Step 5: Find the Degrees of Freedom and the $p$-Value

For a goodness-of-fit test with $k$ categories, the degrees of freedom are:

$$df = k - 1$$

If there are $4$ categories, then:

$$df = 4 - 1 = 3$$

The chi-square distribution is right-skewed, and larger values of $\chi^2$ give smaller $p$-values. The $p$-value is the probability, assuming $H_0$ is true, of getting a chi-square statistic at least as large as the one observed.

In symbols:

$$P(\chi^2 \ge \chi^2_{\text{obs}})$$

If the $p$-value is smaller than the significance level $\alpha$, you reject $H_0$. If it is larger, you fail to reject $H_0$.

For example, with $df = 3$ and $\chi^2 = 0.4$, the $p$-value would be very large, so there would be no evidence against the claimed distribution.

Step 6: Write the Conclusion in Context

AP Statistics rewards interpretation in context, not just computation. Your conclusion should connect the statistical result to the real situation.

A strong conclusion includes three parts:

1. State whether you reject or fail to reject $H_0$
2. Refer to the $p$-value or significance level
3. Explain the result in the situation

Example conclusion:

“Because the $p$-value is greater than $0.05$, we fail to reject $H_0$. There is not convincing evidence that the distribution of toy types in the cereal boxes differs from the company’s claimed distribution.”

That wording is careful.

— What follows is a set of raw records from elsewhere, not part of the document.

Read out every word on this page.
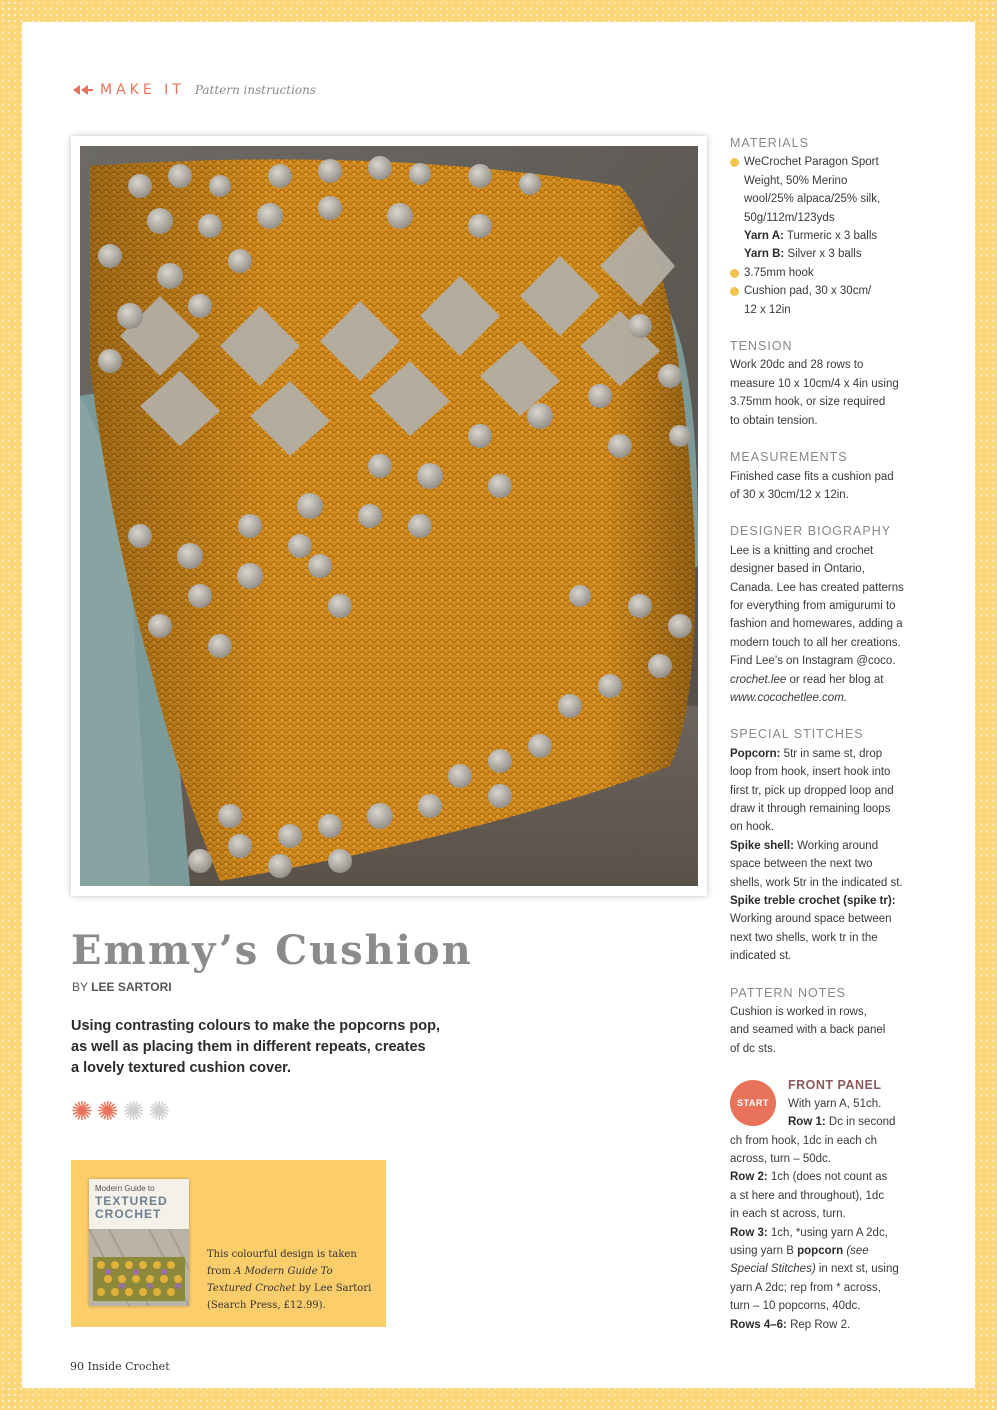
MAKE IT Pattern instructions
Emmy’s Cushion
BY LEE SARTORI
Using contrasting colours to make the popcorns pop,
as well as placing them in different repeats, creates
a lovely textured cushion cover.
✺ ✺ ✺ ✺
Modern Guide to
TEXTURED
CROCHET
This colourful design is taken
from A Modern Guide To
Textured Crochet by Lee Sartori
(Search Press, £12.99).
90 Inside Crochet
MATERIALS
WeCrochet Paragon Sport
Weight, 50% Merino
wool/25% alpaca/25% silk,
50g/112m/123yds
Yarn A: Turmeric x 3 balls
Yarn B: Silver x 3 balls
3.75mm hook
Cushion pad, 30 x 30cm/
12 x 12in
TENSION
Work 20dc and 28 rows to
measure 10 x 10cm/4 x 4in using
3.75mm hook, or size required
to obtain tension.
MEASUREMENTS
Finished case fits a cushion pad
of 30 x 30cm/12 x 12in.
DESIGNER BIOGRAPHY
Lee is a knitting and crochet
designer based in Ontario,
Canada. Lee has created patterns
for everything from amigurumi to
fashion and homewares, adding a
modern touch to all her creations.
Find Lee’s on Instagram @coco.
crochet.lee or read her blog at
www.cocochetlee.com.
SPECIAL STITCHES
Popcorn: 5tr in same st, drop
loop from hook, insert hook into
first tr, pick up dropped loop and
draw it through remaining loops
on hook.
Spike shell: Working around
space between the next two
shells, work 5tr in the indicated st.
Spike treble crochet (spike tr):
Working around space between
next two shells, work tr in the
indicated st.
PATTERN NOTES
Cushion is worked in rows,
and seamed with a back panel
of dc sts.
START
FRONT PANEL
With yarn A, 51ch.
Row 1: Dc in second
ch from hook, 1dc in each ch
across, turn – 50dc.
Row 2: 1ch (does not count as
a st here and throughout), 1dc
in each st across, turn.
Row 3: 1ch, *using yarn A 2dc,
using yarn B popcorn (see
Special Stitches) in next st, using
yarn A 2dc; rep from * across,
turn – 10 popcorns, 40dc.
Rows 4–6: Rep Row 2.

It does not say the null hypothesis is proven true. It only says there is not enough evidence to reject it.

How This Fits Into Chi-Square Inference

Goodness-of-fit is one of three major chi-square procedures in AP Statistics:

• goodness-of-fit tests: one categorical variable, compare to a claimed distribution
• tests for homogeneity: compare distributions across several populations or groups
• tests for independence: study whether two categorical variables are associated within one population

These tests all use the chi-square statistic and the same general logic: compare observed counts to expected counts. The difference is what kind of question is being asked.

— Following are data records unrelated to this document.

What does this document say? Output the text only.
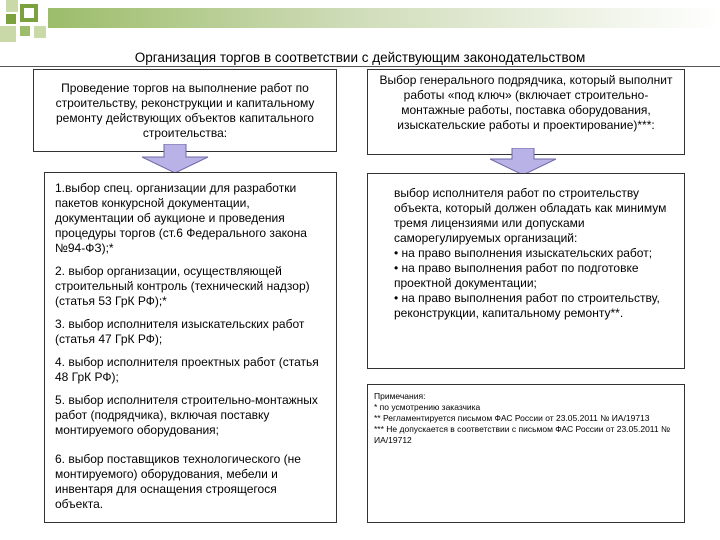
Организация торгов в соответствии с действующим законодательством
Проведение торгов на выполнение работ по строительству, реконструкции и капитальному ремонту действующих объектов капитального строительства:
Выбор генерального подрядчика, который выполнит работы «под ключ» (включает строительно-монтажные работы, поставка оборудования, изыскательские работы и проектирование)***:
1.выбор спец. организации для разработки пакетов конкурсной документации, документации об аукционе и проведения процедуры торгов (ст.6 Федерального закона №94-ФЗ);*
2. выбор организации, осуществляющей строительный контроль (технический надзор) (статья 53 ГрК РФ);*
3. выбор исполнителя изыскательских работ (статья 47 ГрК РФ);
4. выбор исполнителя проектных работ (статья 48 ГрК РФ);
5. выбор исполнителя строительно-монтажных работ (подрядчика), включая поставку монтируемого оборудования;
6. выбор поставщиков технологического (не монтируемого) оборудования, мебели и инвентаря для оснащения строящегося объекта.
выбор исполнителя работ по строительству объекта, который должен обладать как минимум тремя лицензиями или допусками саморегулируемых организаций:
• на право выполнения изыскательских работ;
• на право выполнения работ по подготовке проектной документации;
• на право выполнения работ по строительству, реконструкции, капитальному ремонту**.
Примечания:
* по усмотрению заказчика
** Регламентируется письмом ФАС России от 23.05.2011 № ИА/19713
*** Не допускается в соответствии с письмом ФАС России от 23.05.2011 № ИА/19712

If you are given one variable and one claimed distribution, use goodness-of-fit.

If you are comparing distributions across groups, use homogeneity.

If you are checking association between two variables, use independence.

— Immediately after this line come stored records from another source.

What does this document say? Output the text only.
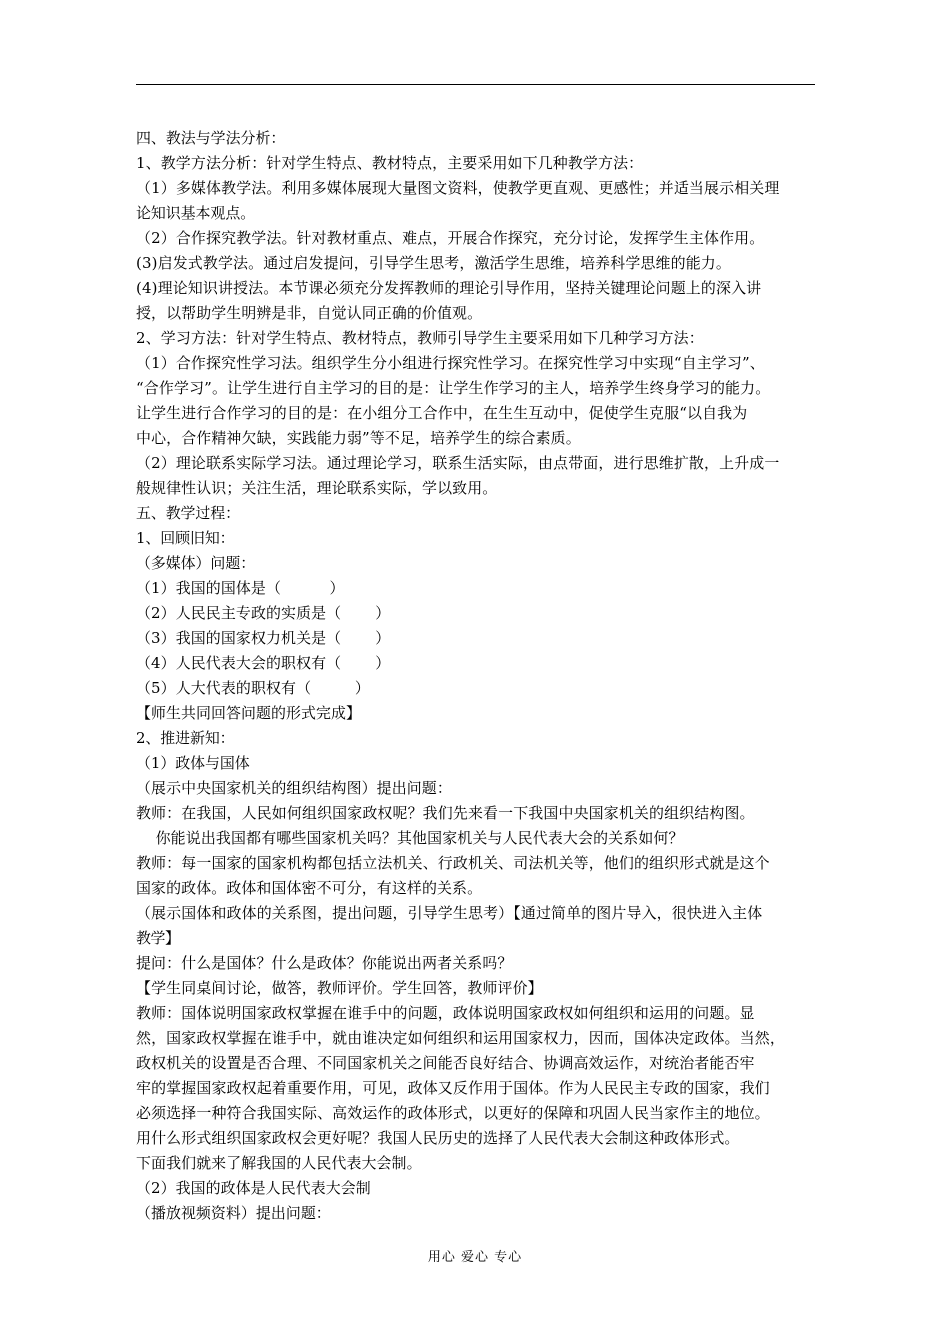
四、教法与学法分析：
1、教学方法分析：针对学生特点、教材特点，主要采用如下几种教学方法：
（1）多媒体教学法。利用多媒体展现大量图文资料，使教学更直观、更感性；并适当展示相关理
论知识基本观点。
（2）合作探究教学法。针对教材重点、难点，开展合作探究，充分讨论，发挥学生主体作用。
(3)启发式教学法。通过启发提问，引导学生思考，激活学生思维，培养科学思维的能力。
(4)理论知识讲授法。本节课必须充分发挥教师的理论引导作用，坚持关键理论问题上的深入讲
授，以帮助学生明辨是非，自觉认同正确的价值观。
2、学习方法：针对学生特点、教材特点，教师引导学生主要采用如下几种学习方法：
（1）合作探究性学习法。组织学生分小组进行探究性学习。在探究性学习中实现“自主学习”、
“合作学习”。让学生进行自主学习的目的是：让学生作学习的主人，培养学生终身学习的能力。
让学生进行合作学习的目的是：在小组分工合作中，在生生互动中，促使学生克服“以自我为
中心，合作精神欠缺，实践能力弱”等不足，培养学生的综合素质。
（2）理论联系实际学习法。通过理论学习，联系生活实际，由点带面，进行思维扩散，上升成一
般规律性认识；关注生活，理论联系实际，学以致用。
五、教学过程：
1、回顾旧知：
（多媒体）问题：
（1）我国的国体是（          ）
（2）人民民主专政的实质是（       ）
（3）我国的国家权力机关是（       ）
（4）人民代表大会的职权有（       ）
（5）人大代表的职权有（         ）
【师生共同回答问题的形式完成】
2、推进新知：
（1）政体与国体
（展示中央国家机关的组织结构图）提出问题：
教师：在我国，人民如何组织国家政权呢？我们先来看一下我国中央国家机关的组织结构图。
你能说出我国都有哪些国家机关吗？其他国家机关与人民代表大会的关系如何？
教师：每一国家的国家机构都包括立法机关、行政机关、司法机关等，他们的组织形式就是这个
国家的政体。政体和国体密不可分，有这样的关系。
（展示国体和政体的关系图，提出问题，引导学生思考）【通过简单的图片导入，很快进入主体
教学】
提问：什么是国体？什么是政体？你能说出两者关系吗？
【学生同桌间讨论，做答，教师评价。学生回答，教师评价】
教师：国体说明国家政权掌握在谁手中的问题，政体说明国家政权如何组织和运用的问题。显
然，国家政权掌握在谁手中，就由谁决定如何组织和运用国家权力，因而，国体决定政体。当然，
政权机关的设置是否合理、不同国家机关之间能否良好结合、协调高效运作，对统治者能否牢
牢的掌握国家政权起着重要作用，可见，政体又反作用于国体。作为人民民主专政的国家，我们
必须选择一种符合我国实际、高效运作的政体形式，以更好的保障和巩固人民当家作主的地位。
用什么形式组织国家政权会更好呢？我国人民历史的选择了人民代表大会制这种政体形式。
下面我们就来了解我国的人民代表大会制。
（2）我国的政体是人民代表大会制
（播放视频资料）提出问题：
用心 爱心 专心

Knowing how to choose the right test is just as important as doing the calculations.

Conclusion

students, a chi-square goodness-of-fit test is a powerful way to check whether observed categorical data match a claimed distribution. The test begins with hypotheses about population proportions, uses expected counts based on the null model, and measures discrepancy with the chi-square statistic $\chi^2$. You then use the chi-square distribution with $df = k - 1$ to find a $p$-value and make a conclusion in context.

This procedure is a central part of inference for categorical data because it turns a pattern in counts into evidence. When you can recognize the right situation, check the conditions, and interpret the result clearly, you are using AP Statistics thinking the way it is meant to be used 📊

Study Notes

• A chi-square goodness-of-fit test checks whether one categorical variable follows a claimed distribution.
• Null hypothesis: the population proportions equal the claimed proportions.
• Alternative hypothesis: at least one population proportion differs.
• Expected count formula: $E_i = n p_{i,0}$.
• Test statistic: $\chi^2 = \sum \frac{(O_i - E_i)^2}{E_i}$.
• Degrees of freedom for goodness-of-fit: $df = k - 1$.
• Conditions: random data, independent observations, and all expected counts at least $5$.
• Large $\chi^2$ values suggest observed counts are far from expected counts.
• The $p$-value is the probability, assuming $H_0$ is true, of getting a chi-square statistic at least as large as the observed one.
• Reject $H_0$ if the $p$-value is less than $\alpha$; otherwise, fail to reject $H_0$.
• Goodness-of-fit is one of the three main chi-square procedures, along with homogeneity and independence tests.
• Always write conclusions in context using the wording of the problem.